La strategia in tempo reale conosce da poco tempo una nuova frontiera: quella dei giochi completamente in 3d ad ambientazione spaziale. Starmageddon ci offre un brillante esempio di questo nuovo modo di concepire la strategia, permettendo attraverso un gameplay relativamente semplice l'approccio a questo genere anche ai meno esperti

RECENSIONE di La Redazione   —   10/01/2003
Project Earth: Starmageddon
Project Earth: Starmageddon

Vivere Fuori

In un futuro non troppo prossimo, gli uomini si muoveranno alla conquista dello spazio. Dopo aver tentato vie più complesse come la terraformazione, i ricercatori si sono resi conto che il miglior modo per sopravvivere al di fuori della terra era di costruire astronavi madri della dimensione di una città, in grado di rifornirsi di materie prime e di costruire al proprio interno tutte le strutture necessarie per l’espansione. Alla guida di queste gigantesche regine dello spazio si trovano persone dotate di particolari poteri, una specie di capitano Kirk farcito di poteri psionici e mutazioni genetiche varie. Il nostro compito all’interno del gioco sarà, da buoni burattinai del terzo millennio, di muovere i fili di questi condottieri.
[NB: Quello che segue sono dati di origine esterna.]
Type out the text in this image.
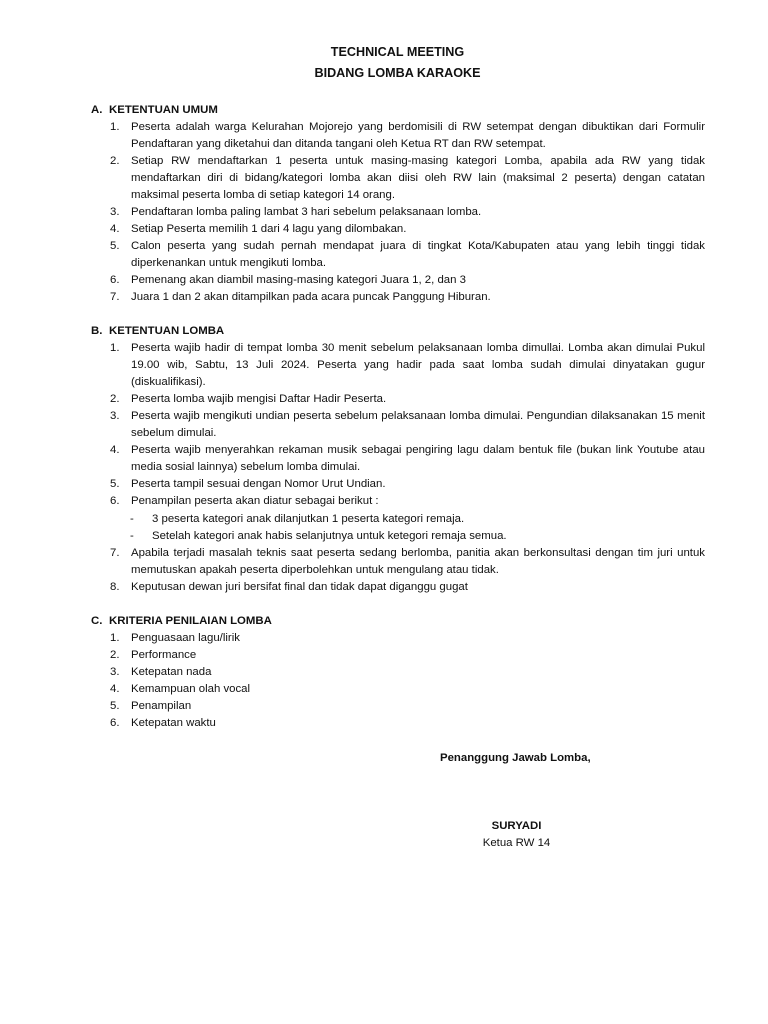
TECHNICAL MEETING
BIDANG LOMBA KARAOKE
A. KETENTUAN UMUM
1.	Peserta adalah warga Kelurahan Mojorejo yang berdomisili di RW setempat dengan dibuktikan dari Formulir Pendaftaran yang diketahui dan ditanda tangani oleh Ketua RT dan RW setempat.
2.	Setiap RW mendaftarkan 1 peserta untuk masing-masing kategori Lomba, apabila ada RW yang tidak mendaftarkan diri di bidang/kategori lomba akan diisi oleh RW lain (maksimal 2 peserta) dengan catatan maksimal peserta lomba di setiap kategori 14 orang.
3.	Pendaftaran lomba paling lambat 3 hari sebelum pelaksanaan lomba.
4.	Setiap Peserta memilih 1 dari 4 lagu yang dilombakan.
5.	Calon peserta yang sudah pernah mendapat juara di tingkat Kota/Kabupaten atau yang lebih tinggi tidak diperkenankan untuk mengikuti lomba.
6.	Pemenang akan diambil masing-masing kategori Juara 1, 2, dan 3
7.	Juara 1 dan 2 akan ditampilkan pada acara puncak Panggung Hiburan.
B. KETENTUAN LOMBA
1.	Peserta wajib hadir di tempat lomba 30 menit sebelum pelaksanaan lomba dimullai. Lomba akan dimulai Pukul 19.00 wib, Sabtu, 13 Juli 2024. Peserta yang hadir pada saat lomba sudah dimulai dinyatakan gugur (diskualifikasi).
2.	Peserta lomba wajib mengisi Daftar Hadir Peserta.
3.	Peserta wajib mengikuti undian peserta sebelum pelaksanaan lomba dimulai. Pengundian dilaksanakan 15 menit sebelum dimulai.
4.	Peserta wajib menyerahkan rekaman musik sebagai pengiring lagu dalam bentuk file (bukan link Youtube atau media sosial lainnya) sebelum lomba dimulai.
5.	Peserta tampil sesuai dengan Nomor Urut Undian.
6.	Penampilan peserta akan diatur sebagai berikut :
- 3 peserta kategori anak dilanjutkan 1 peserta kategori remaja.
- Setelah kategori anak habis selanjutnya untuk ketegori remaja semua.
7.	Apabila terjadi masalah teknis saat peserta sedang berlomba, panitia akan berkonsultasi dengan tim juri untuk memutuskan apakah peserta diperbolehkan untuk mengulang atau tidak.
8.	Keputusan dewan juri bersifat final dan tidak dapat diganggu gugat
C. KRITERIA PENILAIAN LOMBA
1.	Penguasaan lagu/lirik
2.	Performance
3.	Ketepatan nada
4.	Kemampuan olah vocal
5.	Penampilan
6.	Ketepatan waktu
Penanggung Jawab Lomba,
SURYADI
Ketua RW 14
Project Earth: Starmageddon
Project Earth: Starmageddon

Nuove idee e vecchie glorie

Appena proiettati nel vivo dell’azione, ci si rende conto di alcune evidenze.
Principalmente il paragone con la fortunata serie Homeworld è inevitabile: entrambi sono RTS, entrambi sono ambientati nello spazio, ed entrambi godono di un sistema di gioco interamente tridimensionale.
Effettivamente la parola ‘clone’ si può affacciare alla mente, ma del resto è inevitabile che una buona idea, prima o poi, divenga a tutti gli effetti un filone a se stante (3-dimensional Real Time Strategy? Come suona 3dRTS?). I signori di Lemon Interactive, però, avevano in mente qualcosa di diverso quando hanno concepito il loro 3dRTS. Non proprio una rivoluzione, ma piuttosto un cambio di prospettiva. La particolarità di Starmageddon è una sorta di uovo di colombo: il gioco è Semplice. Non facile, ma semplice, quasi una specie di gioco degli scacchi.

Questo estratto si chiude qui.